Sorry to read that you are having health challenges.
Is a deb file going to be available for Gramps 5.2?
Alternatively, is there a simple guide on how to install from source on Linux? I’m using Kubuntu (and building from source sounds like too much risk of dependancy problems for me).
The content on the wiki about building from source refers to Gramps versions 3 and 4, so I wonder if it is current. https://gramps-project.org/wiki/index.php/Linux:Build_from_source
Great! New Version 5.2.1!
Will there be an official .deb installation file soon? I would really like to make use of error-adjusted versions. But the focus on Win and Mac as well as Flatpack makes it impossible to use.
Maybe just remember, Gramps is also used by simple users and not programmers
Thanks for all the successful work around Gramps!!!
The installers exhibit a commitment to this awareness.
The build from master (or the ‘source’ assets in a release) is for Developers/Programmers. Then, as the installer package Maintainer volunteers find time, they add installers.

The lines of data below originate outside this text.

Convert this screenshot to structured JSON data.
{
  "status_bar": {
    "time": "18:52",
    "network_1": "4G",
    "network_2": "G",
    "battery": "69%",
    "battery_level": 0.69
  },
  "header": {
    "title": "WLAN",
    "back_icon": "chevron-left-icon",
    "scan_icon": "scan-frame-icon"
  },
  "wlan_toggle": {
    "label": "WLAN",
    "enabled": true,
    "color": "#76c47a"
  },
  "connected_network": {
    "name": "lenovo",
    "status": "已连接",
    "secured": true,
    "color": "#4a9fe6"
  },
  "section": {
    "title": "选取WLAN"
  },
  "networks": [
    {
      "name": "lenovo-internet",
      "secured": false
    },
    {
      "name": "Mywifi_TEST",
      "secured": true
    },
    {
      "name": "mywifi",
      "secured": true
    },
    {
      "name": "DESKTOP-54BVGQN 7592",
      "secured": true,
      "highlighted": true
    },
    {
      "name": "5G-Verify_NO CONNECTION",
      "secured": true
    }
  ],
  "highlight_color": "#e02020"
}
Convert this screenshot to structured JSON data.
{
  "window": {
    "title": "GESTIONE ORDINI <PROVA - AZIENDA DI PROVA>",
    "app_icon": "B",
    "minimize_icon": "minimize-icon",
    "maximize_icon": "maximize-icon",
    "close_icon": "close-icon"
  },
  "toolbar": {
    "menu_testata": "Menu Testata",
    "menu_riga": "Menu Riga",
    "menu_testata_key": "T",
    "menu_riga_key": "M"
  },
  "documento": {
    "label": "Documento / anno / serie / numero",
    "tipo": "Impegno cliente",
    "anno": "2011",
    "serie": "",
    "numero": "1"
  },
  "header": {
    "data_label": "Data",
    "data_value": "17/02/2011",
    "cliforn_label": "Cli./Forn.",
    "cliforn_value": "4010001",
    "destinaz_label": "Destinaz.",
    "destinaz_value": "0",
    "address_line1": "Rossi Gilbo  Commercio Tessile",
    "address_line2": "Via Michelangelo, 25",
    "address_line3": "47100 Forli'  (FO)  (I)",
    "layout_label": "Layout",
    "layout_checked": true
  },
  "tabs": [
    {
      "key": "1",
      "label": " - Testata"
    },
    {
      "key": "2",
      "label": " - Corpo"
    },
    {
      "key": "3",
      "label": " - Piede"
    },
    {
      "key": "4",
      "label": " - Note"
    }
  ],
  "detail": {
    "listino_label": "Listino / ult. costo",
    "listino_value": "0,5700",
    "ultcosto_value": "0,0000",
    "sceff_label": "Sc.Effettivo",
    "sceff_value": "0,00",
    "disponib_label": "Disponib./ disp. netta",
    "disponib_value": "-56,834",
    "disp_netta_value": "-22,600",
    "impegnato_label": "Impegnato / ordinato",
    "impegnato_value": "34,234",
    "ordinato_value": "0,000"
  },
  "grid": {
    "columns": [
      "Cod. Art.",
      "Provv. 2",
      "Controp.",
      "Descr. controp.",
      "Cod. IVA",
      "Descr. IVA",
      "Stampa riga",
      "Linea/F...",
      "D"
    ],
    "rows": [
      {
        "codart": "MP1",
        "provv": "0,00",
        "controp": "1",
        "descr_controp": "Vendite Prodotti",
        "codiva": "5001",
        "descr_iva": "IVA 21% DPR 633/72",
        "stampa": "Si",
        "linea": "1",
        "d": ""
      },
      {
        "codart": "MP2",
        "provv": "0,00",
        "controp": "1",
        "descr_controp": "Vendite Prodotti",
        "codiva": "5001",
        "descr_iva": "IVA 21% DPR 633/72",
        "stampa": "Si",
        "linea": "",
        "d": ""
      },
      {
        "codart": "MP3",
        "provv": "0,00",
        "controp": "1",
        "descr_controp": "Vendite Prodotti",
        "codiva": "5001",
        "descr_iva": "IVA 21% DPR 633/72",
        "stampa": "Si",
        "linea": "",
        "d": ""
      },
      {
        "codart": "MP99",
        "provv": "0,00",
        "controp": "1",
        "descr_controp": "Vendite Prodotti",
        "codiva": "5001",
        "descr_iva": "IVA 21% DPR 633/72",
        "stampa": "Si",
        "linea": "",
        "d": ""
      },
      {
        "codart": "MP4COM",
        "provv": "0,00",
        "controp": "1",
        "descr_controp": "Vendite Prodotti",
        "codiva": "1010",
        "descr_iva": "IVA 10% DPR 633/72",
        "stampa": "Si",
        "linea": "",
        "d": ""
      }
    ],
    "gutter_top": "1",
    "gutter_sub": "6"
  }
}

Remember they don’t need installers. Installers are strictly a courtesy and gift to the non-techie users of the community. And there are dozens of different packages that have to be built. Note that this release did not have a pre-announcement so that volunteers could clear time on their schedule. So updated installer packages are likely to tickle in more slowly.
The .deb package maintainer posted that his time has been over-allocated in other projects for the the last year. So we might need another volunteer to help him out.